Indeed, some departments seem to be getting by entirely on unpaid tutors. This is an untenable situation, particularly as many departments cap the number of hours tutors can work per week, meaning that with their expanded unpaid teaching requirements tutors can no longer pick up extra paid hours, a vital part of PhD students’ income.

 

In short, the amount of money being spent on postgraduate tutors is being cut throughout AHSS. Meanwhile, departments are taking on new lecturers. Yes, you read that correctly, the money being spent on teachers who are already here and are teaching on existing courses is being cut, while money is being spent on employing new staff members who in some cases have new areas of expertise and will be teaching new modules.

 

On top of this, a new Teaching Fellowship scheme has been created.

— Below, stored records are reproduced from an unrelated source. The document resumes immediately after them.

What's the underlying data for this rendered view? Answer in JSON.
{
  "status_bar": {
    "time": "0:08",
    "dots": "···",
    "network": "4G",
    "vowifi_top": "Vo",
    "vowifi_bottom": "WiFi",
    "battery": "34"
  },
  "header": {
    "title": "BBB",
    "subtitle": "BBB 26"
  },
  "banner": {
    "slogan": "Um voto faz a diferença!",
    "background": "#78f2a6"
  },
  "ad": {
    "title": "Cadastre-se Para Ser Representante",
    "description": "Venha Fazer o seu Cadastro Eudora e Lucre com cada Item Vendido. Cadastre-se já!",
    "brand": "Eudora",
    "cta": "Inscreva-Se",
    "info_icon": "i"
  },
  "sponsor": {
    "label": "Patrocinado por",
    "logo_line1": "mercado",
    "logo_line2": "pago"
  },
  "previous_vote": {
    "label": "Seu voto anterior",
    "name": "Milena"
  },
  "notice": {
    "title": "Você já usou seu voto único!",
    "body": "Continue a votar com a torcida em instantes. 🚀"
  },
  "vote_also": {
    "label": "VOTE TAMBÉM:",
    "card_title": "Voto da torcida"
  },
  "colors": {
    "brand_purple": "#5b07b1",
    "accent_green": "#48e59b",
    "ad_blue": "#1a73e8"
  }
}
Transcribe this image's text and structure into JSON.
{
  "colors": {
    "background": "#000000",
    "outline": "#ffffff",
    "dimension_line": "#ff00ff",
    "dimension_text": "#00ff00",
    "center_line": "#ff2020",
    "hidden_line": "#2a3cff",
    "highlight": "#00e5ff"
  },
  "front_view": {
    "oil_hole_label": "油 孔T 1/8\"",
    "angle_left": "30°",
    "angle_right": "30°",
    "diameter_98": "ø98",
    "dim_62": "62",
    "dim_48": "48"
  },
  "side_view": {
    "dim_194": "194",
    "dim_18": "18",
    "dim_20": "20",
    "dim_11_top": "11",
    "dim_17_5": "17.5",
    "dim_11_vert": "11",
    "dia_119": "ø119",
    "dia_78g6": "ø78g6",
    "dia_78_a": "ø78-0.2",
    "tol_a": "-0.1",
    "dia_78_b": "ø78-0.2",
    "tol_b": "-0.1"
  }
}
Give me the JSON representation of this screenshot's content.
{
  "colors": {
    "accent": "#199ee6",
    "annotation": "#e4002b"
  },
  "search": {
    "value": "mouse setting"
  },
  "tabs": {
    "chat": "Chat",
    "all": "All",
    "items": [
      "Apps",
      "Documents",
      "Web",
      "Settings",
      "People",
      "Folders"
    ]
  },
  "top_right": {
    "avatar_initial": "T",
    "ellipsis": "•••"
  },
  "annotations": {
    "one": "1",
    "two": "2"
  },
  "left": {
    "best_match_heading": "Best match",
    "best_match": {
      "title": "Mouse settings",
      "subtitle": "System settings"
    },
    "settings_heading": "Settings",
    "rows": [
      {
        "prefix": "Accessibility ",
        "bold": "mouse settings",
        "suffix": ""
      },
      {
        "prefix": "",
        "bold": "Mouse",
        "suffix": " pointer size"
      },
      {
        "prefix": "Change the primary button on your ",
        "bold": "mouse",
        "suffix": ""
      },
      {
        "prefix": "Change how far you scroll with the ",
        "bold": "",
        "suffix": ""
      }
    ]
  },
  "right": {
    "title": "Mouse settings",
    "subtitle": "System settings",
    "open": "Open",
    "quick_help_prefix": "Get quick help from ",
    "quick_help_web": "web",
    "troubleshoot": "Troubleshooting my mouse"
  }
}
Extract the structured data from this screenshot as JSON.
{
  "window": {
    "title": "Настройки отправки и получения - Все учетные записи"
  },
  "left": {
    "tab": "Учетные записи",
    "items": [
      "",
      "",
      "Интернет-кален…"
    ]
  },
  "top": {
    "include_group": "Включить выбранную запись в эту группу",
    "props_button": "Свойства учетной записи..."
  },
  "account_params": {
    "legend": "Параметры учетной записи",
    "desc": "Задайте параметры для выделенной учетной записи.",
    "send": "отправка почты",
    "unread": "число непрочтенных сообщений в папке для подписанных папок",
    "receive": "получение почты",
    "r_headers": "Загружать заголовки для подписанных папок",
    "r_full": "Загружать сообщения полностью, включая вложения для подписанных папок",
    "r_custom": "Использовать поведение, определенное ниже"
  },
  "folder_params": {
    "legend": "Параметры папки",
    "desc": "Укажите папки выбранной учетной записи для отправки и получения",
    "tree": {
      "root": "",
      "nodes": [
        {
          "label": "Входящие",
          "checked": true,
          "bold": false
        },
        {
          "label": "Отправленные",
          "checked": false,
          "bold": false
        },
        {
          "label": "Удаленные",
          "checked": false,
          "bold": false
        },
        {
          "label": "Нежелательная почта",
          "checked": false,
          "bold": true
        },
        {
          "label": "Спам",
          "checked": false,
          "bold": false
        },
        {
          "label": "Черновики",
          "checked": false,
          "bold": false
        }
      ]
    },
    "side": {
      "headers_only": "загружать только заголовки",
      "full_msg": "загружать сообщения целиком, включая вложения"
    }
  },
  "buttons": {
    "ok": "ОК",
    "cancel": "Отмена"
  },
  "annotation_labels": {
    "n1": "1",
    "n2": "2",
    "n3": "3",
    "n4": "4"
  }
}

This scheme is designed to assist with the Strategic Plan goal of increasing research excellence by attracting promising PhD candidates to UL with the promise of teaching experience and a grant.

 

We know that one such Fellowship that has been awarded is worth €15,000. While this is an understandable strategy when the faculty and the university as a whole want to attract more PhD students, it also means that PhD students who registered between 2012 and the summer of 2015 are bearing the brunt of the issues around unpaid tutoring and unclear or non-existent contracts.

 

I raised these issues at the AHSS Faculty Board meeting on the 21st of October and it seems that the faculty are willing to listen and address these problems as best they can.

 

Professor Tom Lodge, Dean of AHSS, stated that he cannot make the different departments all conform to the same standard in terms of what duties they require from tutors, as different departments have very different needs and teaching styles. He also offered to provide the PSU with copies of each department’s standards so that tutors have a benchmark and know what they can reasonably be expected to do. This is a very helpful and useful step and I for one welcome it.

 

Professor Lodge added that if individual postgrads wish to come to him because they feel they are being exploited, he will raise their concerns with their department heads in a way that keeps them anonymous, and invited the PSU to collate anonymous data on postgraduate tutors’ working conditions and grievances and bring this to the attention of a future faculty board meeting.

 

Again, this is very helpful, but it cannot work unless postgraduates are willing to come forward anonymously, either to Professor Lodge or to the PSU – through their Faculty Rep, through me as overall Faculties Rep, or through Seán McKillen, the PSU President – to express their concerns.

 

PhD students make a vital contribution to the university. The fees they pay contribute to UL’s bottom line, the research they do (and the conferences they attend and articles they publish) all factors into the university’s research profile, and they form a vital part of the university’s teaching staff, tutoring undergraduates and providing a point of contact between lecturers and students.

 

Surely this contribution should be recognised, and rather than being in a precarious position postgraduates should be in a secure position within the university? It seems that AHSS faculty members agree with this and wish to help as much as it is possible for them to do so, but they are limited in that the problems go beyond the faculty. These cuts to tutors pay are somewhat necessary because of restructuring and budget cuts being applied to the faculty as a whole.

 

In this year’s undergraduate prospectus, one of the career options listed for the BA in English and History is “sales and retail”. As a graduate of that very degree, I don’t understand the decision to put this in a course-specific careers options list, and I worry that it could appear to some readers that AHSS’s position within the university is not valued as highly as it could be.

 

In a time when we are seeing both budget cuts and expansion within the university, I feel that it is vital that the university provides support to all faculties and all departments and teachers within each faculty in order to continue to provide the wide range of course options and opportunities for interdisciplinary education that attracted many students – myself included -here in the first place.